After coming to power through the accident of Sharon's stroke, he tried at first to look as if he was following the same path. Sharon wanted to turn Israel into a strong, compact state by annexing the settlement blocs and leaving the Arab enclaves to a weak "Palestinian state". For this purpose he carried out the Gaza "separation". Olmert promised to do the same in the West Bank, but gave up the idea almost immediately. Throughout his term of office he invented grandiose schemes at a dizzying rate, with each of them doing little more than providing fuel to his spin-machine.

His incompetence as a leader and commander soon revealed itself. Lebanon War II was a disastrous scandal. The media, which had applauded enthusiastically at the beginning of the war, attacked him after the event for its "faulty execution", but ignored the main failure: the very decision to go to war without a clear and realistic aim and without a political and military strategy.

His incompetence as statesman and strategist was equaled by his competence as politician and survival artist. The fact that he held on for an additional two years after such a monumental failure testifies to his political acumen, but also to the degeneration of the Israeli political system.

After the war he was desperately in need of a new horse to ride. He chose the "political process" - negotiations with the Palestinians, and later on also with the Syrians.

This choice is significant: his sensitive political nose smelled that this is now the really popular thing: not Greater Israel, not the settlements, but peace negotiations and "two states for two peoples" - the more so as this was already popular with the US and Europe.

This week, Arab leaders complained that now "the political process will begin again from Square One." That is a complete misunderstanding: the "process" has never left Square One. It was wholly without content, wholly "spin". The "process" has become a substitute for peace, the idea of a "shelf agreement" a substitute for a real peace agreement. There was never any possibility that Olmert would dare to provoke the settlers.

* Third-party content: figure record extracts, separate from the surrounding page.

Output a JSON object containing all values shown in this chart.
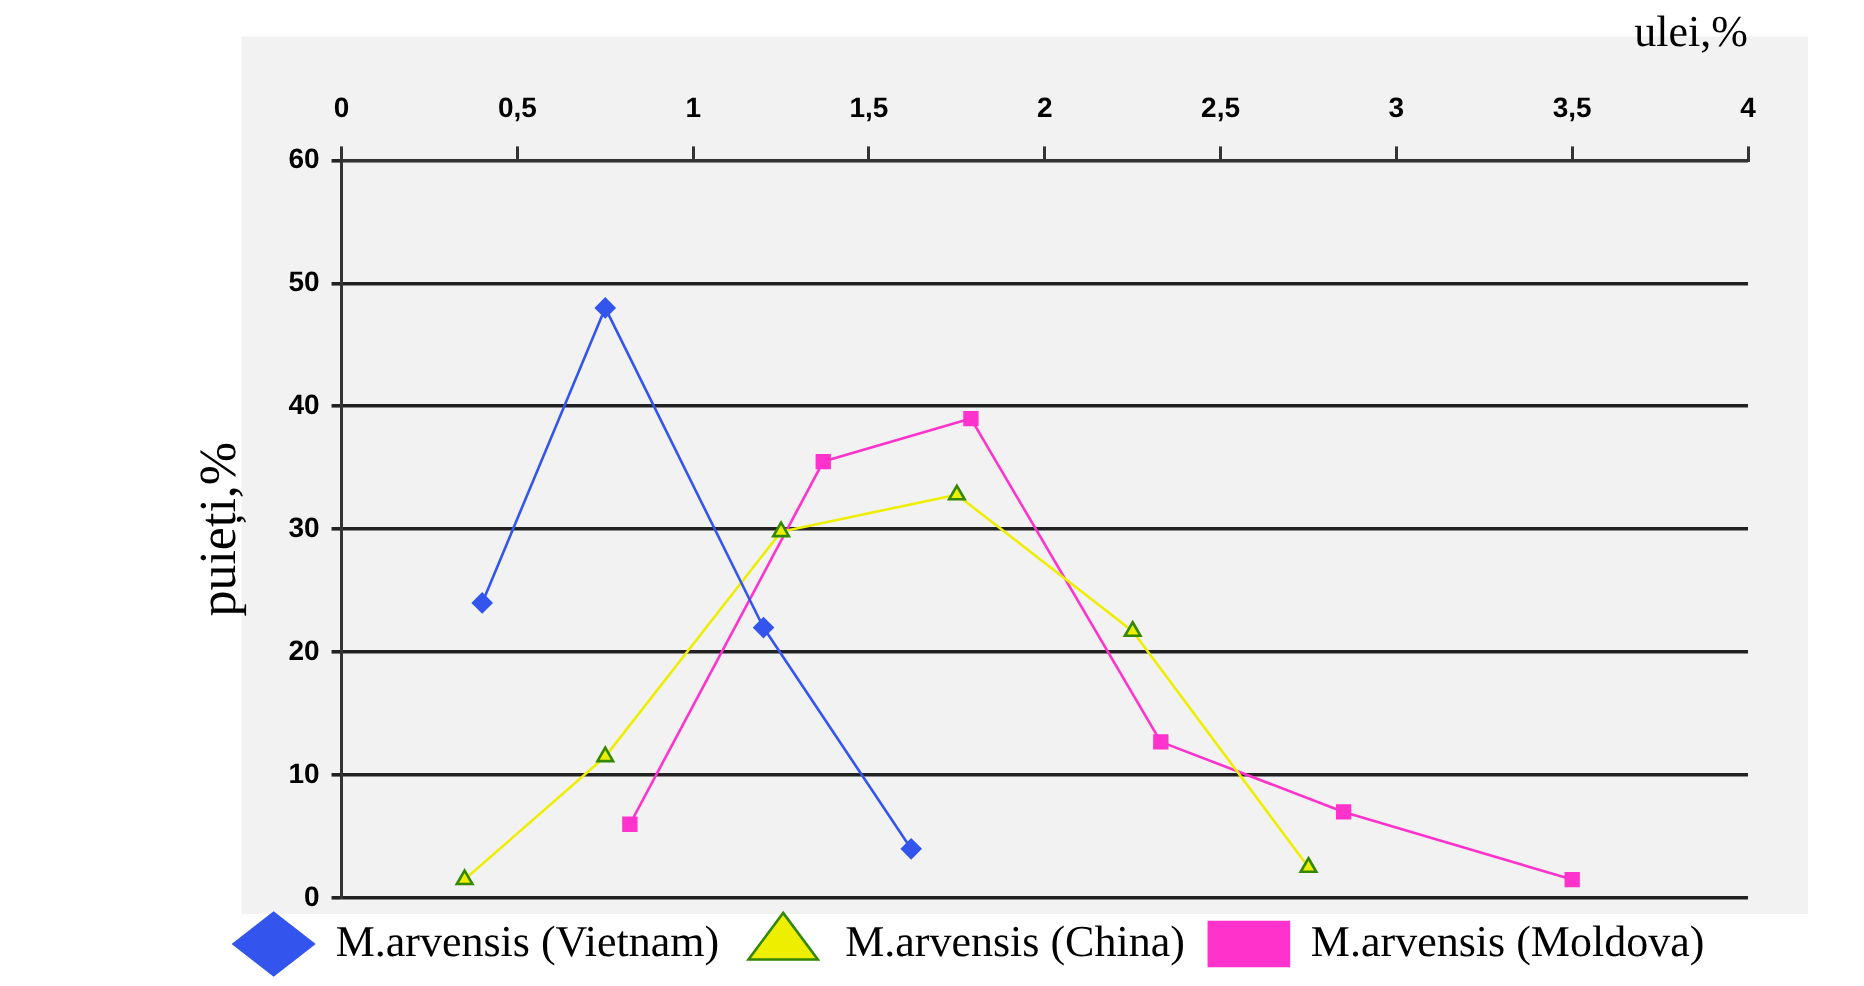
{
  "chart_data": {
    "type": "line",
    "xlabel": "ulei,%",
    "ylabel": "puieți,%",
    "xlim": [
      0,
      4
    ],
    "xticks": [
      0,
      {
        "value": 0.5,
        "label": "0,5"
      },
      1,
      {
        "value": 1.5,
        "label": "1,5"
      },
      2,
      {
        "value": 2.5,
        "label": "2,5"
      },
      3,
      {
        "value": 3.5,
        "label": "3,5"
      },
      4
    ],
    "ylim": [
      0,
      60
    ],
    "yticks": [
      0,
      10,
      20,
      30,
      40,
      50,
      60
    ],
    "grid": "y",
    "legend": "bottom",
    "series": [
      {
        "name": "M.arvensis (Vietnam)",
        "color": "#3355ee",
        "marker": "diamond",
        "x": [
          0.4,
          0.75,
          1.2,
          1.62
        ],
        "values": [
          24,
          48,
          22,
          4
        ]
      },
      {
        "name": "M.arvensis (China)",
        "color": "#eeee00",
        "marker": "triangle",
        "x": [
          0.35,
          0.75,
          1.25,
          1.75,
          2.25,
          2.75
        ],
        "values": [
          1.5,
          11.5,
          29.8,
          32.8,
          21.7,
          2.5
        ]
      },
      {
        "name": "M.arvensis (Moldova)",
        "color": "#ff33cc",
        "marker": "square",
        "x": [
          0.82,
          1.37,
          1.79,
          2.33,
          2.85,
          3.5
        ],
        "values": [
          6,
          35.5,
          39,
          12.7,
          7,
          1.5
        ]
      }
    ]
  }
}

The final summing-up of the Olmert era: not the smallest real step toward peace has been taken. The historic peace initiative of the Arab League has been buried. The secular, peace-seeking Palestinian leadership has been almost destroyed, paving the way for the Hamas takeover in the Gaza strip, and perhaps also in the West Bank. Not one single hut in a settlement was dismantled, and the settlements have been enlarged everywhere.

In one respect, Olmert resembled Sharon: they both loved money almost as much as power (as do Netanyahu and Barak). They both cultivated close relations with billionaires. They both trailed behind them a cloud of corruption wherever they went.

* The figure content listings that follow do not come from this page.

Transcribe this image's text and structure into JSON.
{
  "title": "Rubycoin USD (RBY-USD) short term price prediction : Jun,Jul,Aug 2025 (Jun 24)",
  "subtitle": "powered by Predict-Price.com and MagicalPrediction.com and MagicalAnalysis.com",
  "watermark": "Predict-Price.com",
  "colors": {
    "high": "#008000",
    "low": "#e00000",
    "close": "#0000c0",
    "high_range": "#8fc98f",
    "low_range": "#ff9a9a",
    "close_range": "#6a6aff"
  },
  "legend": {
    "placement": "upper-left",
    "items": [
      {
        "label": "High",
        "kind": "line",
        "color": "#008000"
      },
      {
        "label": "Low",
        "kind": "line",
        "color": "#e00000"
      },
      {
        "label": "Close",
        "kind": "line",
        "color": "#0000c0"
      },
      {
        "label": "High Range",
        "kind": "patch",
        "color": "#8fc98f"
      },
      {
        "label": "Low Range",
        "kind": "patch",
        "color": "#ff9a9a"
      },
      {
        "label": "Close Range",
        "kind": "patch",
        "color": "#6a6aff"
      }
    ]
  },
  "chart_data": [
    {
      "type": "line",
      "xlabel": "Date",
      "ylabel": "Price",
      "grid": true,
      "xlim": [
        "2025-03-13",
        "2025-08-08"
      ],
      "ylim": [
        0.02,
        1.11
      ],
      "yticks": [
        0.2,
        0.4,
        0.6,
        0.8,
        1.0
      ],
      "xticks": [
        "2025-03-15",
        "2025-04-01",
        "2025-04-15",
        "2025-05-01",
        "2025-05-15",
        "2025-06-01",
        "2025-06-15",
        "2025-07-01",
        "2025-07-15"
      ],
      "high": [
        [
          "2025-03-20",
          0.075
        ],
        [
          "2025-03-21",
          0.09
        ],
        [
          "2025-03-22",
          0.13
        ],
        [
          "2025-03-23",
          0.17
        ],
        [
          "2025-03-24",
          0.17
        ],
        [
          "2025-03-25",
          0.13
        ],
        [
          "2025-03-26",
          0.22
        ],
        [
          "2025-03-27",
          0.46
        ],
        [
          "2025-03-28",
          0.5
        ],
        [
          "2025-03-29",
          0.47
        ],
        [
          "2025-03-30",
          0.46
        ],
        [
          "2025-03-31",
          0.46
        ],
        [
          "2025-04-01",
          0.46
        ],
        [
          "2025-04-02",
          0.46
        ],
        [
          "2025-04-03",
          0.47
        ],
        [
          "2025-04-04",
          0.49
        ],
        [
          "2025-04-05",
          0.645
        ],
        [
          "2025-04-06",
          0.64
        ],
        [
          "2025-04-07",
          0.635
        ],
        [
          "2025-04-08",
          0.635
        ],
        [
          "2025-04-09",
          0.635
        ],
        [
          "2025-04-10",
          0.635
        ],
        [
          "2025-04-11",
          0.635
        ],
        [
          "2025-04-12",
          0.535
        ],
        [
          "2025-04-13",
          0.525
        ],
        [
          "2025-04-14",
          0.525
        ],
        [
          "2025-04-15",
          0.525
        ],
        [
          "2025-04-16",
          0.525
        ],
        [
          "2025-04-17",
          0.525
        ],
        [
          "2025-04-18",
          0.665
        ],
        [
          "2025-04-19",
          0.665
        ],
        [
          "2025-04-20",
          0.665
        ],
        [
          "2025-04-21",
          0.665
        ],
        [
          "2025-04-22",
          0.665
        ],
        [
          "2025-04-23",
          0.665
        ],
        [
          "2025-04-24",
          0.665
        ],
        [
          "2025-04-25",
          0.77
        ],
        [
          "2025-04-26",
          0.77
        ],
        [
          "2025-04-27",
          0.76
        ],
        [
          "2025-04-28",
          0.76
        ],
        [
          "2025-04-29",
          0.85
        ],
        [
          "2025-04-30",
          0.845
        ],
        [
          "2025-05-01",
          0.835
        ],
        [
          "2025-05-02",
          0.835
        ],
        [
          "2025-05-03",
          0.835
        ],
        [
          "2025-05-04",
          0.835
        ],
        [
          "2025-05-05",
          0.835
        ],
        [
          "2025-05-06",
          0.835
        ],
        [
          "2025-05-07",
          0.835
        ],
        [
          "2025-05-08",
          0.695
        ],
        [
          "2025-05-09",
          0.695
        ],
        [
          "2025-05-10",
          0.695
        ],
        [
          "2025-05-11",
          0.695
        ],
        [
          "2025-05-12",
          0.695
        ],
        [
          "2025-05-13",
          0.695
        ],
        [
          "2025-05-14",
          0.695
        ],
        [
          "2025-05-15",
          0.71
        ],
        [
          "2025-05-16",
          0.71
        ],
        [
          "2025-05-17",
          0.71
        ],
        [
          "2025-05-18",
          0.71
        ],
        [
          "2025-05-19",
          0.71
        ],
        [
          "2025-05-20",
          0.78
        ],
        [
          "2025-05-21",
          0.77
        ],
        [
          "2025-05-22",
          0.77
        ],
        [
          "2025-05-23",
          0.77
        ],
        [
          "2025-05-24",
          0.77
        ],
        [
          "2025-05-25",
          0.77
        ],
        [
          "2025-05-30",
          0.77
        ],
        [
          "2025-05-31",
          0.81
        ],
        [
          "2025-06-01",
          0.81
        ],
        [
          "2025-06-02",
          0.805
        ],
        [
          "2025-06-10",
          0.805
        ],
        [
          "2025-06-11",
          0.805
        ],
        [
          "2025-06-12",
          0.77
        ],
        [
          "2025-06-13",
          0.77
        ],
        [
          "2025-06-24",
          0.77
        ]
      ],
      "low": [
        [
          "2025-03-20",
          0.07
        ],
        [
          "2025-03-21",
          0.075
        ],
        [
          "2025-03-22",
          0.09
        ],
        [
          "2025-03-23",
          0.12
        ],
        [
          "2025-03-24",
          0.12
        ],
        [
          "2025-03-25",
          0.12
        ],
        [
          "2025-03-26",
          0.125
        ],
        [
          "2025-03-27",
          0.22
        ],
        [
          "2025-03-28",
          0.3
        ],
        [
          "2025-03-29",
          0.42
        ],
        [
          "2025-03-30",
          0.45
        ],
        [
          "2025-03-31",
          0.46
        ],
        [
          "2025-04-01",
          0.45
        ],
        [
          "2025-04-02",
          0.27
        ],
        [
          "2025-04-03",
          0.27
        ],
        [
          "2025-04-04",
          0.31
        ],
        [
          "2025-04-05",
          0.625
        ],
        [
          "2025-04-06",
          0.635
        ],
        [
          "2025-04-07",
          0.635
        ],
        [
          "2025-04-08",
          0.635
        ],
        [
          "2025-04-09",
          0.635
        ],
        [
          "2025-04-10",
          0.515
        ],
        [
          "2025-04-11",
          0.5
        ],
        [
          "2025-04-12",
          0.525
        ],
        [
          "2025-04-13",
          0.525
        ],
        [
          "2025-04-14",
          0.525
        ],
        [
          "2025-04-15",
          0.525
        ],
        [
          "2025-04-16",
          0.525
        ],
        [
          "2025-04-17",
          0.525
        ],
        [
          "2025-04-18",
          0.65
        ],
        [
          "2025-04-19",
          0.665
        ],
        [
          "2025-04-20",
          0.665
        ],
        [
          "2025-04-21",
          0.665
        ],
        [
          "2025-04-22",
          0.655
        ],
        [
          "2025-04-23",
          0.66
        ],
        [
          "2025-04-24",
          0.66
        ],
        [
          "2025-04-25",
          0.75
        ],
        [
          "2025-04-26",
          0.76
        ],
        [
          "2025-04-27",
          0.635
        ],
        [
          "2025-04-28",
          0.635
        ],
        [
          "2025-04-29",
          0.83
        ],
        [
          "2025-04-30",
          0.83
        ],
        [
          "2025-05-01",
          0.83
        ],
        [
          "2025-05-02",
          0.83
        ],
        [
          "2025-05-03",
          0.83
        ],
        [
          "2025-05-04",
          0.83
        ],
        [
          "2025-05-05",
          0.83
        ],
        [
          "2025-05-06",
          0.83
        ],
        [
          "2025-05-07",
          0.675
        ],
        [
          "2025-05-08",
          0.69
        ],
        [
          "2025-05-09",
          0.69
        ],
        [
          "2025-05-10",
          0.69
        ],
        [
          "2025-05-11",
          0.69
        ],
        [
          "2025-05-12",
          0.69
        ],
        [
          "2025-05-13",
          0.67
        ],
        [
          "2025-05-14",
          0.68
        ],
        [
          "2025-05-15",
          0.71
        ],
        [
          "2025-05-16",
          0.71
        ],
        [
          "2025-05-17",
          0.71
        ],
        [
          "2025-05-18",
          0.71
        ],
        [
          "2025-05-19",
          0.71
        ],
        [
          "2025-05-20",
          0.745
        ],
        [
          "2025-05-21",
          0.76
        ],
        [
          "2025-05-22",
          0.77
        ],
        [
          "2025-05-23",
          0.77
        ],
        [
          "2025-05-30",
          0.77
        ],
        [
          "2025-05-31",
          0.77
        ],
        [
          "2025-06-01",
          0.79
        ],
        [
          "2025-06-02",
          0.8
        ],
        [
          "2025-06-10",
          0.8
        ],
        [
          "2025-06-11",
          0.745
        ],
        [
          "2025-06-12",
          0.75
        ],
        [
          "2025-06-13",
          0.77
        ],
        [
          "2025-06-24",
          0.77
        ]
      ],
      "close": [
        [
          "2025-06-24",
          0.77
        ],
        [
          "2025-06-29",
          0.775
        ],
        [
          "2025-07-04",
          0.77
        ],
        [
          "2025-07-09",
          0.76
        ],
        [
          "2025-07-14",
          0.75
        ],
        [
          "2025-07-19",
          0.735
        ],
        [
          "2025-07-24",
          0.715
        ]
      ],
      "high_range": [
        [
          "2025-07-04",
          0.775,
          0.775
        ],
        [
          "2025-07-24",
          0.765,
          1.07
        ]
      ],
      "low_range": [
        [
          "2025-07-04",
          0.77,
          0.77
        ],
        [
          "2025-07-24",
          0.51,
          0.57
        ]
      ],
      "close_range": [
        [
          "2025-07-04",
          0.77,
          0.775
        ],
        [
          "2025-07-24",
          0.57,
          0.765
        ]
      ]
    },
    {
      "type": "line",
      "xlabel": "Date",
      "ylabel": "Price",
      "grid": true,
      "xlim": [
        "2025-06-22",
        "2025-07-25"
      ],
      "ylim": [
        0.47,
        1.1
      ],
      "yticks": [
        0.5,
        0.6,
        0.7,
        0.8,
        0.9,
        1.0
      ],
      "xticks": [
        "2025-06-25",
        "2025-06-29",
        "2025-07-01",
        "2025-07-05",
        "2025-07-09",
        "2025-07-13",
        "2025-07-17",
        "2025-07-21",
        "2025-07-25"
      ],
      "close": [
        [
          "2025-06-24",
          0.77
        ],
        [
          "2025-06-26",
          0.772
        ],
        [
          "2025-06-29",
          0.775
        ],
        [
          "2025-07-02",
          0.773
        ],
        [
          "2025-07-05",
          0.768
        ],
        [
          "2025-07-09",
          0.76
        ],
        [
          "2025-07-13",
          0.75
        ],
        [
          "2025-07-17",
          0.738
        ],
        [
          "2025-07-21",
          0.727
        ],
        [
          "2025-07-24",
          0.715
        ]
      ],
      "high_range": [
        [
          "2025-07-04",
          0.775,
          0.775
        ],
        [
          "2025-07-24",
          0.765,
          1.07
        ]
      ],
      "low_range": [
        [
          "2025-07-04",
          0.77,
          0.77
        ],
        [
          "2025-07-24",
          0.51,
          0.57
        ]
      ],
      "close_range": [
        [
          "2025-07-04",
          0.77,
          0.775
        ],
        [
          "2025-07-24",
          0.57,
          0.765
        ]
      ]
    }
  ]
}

This did not hurt Sharon. He radiated leadership, and the scandals did not really harm him. He was robust enough to carry them on his back. Olmert, being much more fragile, was crushed by them.

In the end, he has fallen: not because of the criminal war, not because of his lack of seriousness in pursuing peace, not because of the appointment of a Minister of Justice whose aim is to destroy the judicial system, but because of cash in envelopes and free trips abroad.

WHEN FUTURE historians look for a way to characterize this chapter in the annals of the state, one word will readily present itself, the one the writer David Grossman applied in a similar context: hollow.

It was a hollow era. A hole in time. A meaningless period, devoid of content (though not for those who paid the price with their lives, destruction and ruins.)

And that is also the suitable title for Olmert himself. A hollow politician, devoid of vision.

Anyone researching the headlines of these two years will find a lot of drama there. A lot of initiatives. A lot of slogans. A lot of spin. A lot of hot air. And the sum of all this: nothing.

A hollow leader of a hollow party pursuing hollow policies in a hollow political system.